You can’t avoid those tax realities, but you can consult with a tax professional to find ways to offset taxes in other areas.
New spouse, new estate plan
Even if you leave everything to your children in your will, your property may not be distributed exactly as you wish. That’s because in most states, you cannot disinherit a spouse, and ERISA law requires your spouse to sign a consent waiver if you name someone else as beneficiary of your qualified retirement plan. So whether or not your new spouse is included in your will, most states automatically allow spouses to claim a share of the estate, usually one-third to one-half of assets.
If your intention is to leave all your assets to your own children, draw up a prenuptial agreement with your new mate in which one or both spouses agree not to take anything from the other’s estate. This is especially important if a family business or substantial assets are involved, advises Rande Spiegelman, vice president of financial planning at the Schwab Center for Financial Research.
“Whether it’s a significant estate or a family business, a prenup is important to protect those prior-held assets in the event of divorce or death,” Rande says.

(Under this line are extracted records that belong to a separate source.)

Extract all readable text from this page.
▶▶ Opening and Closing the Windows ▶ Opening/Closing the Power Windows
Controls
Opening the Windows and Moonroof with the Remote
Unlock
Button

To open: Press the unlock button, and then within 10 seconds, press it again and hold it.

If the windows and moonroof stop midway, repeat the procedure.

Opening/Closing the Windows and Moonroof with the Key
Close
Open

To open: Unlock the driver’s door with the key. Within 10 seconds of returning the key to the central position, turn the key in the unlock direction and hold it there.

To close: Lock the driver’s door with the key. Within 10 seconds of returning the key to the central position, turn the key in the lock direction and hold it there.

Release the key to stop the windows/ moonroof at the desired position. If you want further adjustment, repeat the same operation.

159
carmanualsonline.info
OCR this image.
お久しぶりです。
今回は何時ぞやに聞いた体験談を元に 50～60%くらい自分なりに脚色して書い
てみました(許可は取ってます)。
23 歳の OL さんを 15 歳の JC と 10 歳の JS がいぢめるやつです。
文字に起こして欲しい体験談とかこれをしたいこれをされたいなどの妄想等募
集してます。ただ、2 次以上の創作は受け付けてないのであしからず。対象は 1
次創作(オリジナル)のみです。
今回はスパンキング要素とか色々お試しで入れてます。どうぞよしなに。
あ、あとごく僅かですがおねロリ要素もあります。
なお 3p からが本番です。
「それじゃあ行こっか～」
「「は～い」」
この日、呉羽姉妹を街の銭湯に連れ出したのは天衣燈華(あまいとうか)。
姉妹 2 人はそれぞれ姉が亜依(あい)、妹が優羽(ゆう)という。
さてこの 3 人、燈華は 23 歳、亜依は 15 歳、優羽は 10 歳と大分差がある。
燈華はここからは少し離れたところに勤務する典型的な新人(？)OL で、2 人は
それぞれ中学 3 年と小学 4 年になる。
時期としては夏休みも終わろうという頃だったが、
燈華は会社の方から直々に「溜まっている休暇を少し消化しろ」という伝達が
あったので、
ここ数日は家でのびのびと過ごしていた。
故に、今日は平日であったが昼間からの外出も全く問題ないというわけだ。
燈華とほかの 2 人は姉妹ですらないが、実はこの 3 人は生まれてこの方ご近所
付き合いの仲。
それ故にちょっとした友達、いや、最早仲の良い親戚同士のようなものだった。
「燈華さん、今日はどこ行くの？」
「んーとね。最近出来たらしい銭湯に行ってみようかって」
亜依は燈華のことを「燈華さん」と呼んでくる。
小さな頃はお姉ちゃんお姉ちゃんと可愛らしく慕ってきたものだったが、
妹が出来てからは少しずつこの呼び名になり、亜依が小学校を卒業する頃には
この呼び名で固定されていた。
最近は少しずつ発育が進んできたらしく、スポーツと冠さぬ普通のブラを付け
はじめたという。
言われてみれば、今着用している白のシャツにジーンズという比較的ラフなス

Another sensitive issue involves providing for a new spouse while preserving assets for children from a previous marriage. One solution: a QTIP (Qualified Terminable Interest Property) trust, which enables you to provide income for a surviving spouse while ensuring that a residual amount goes to the children of a prior marriage. “This is standard for high-net-worth individuals who divorce or are widowed, and get remarried,” says Rande.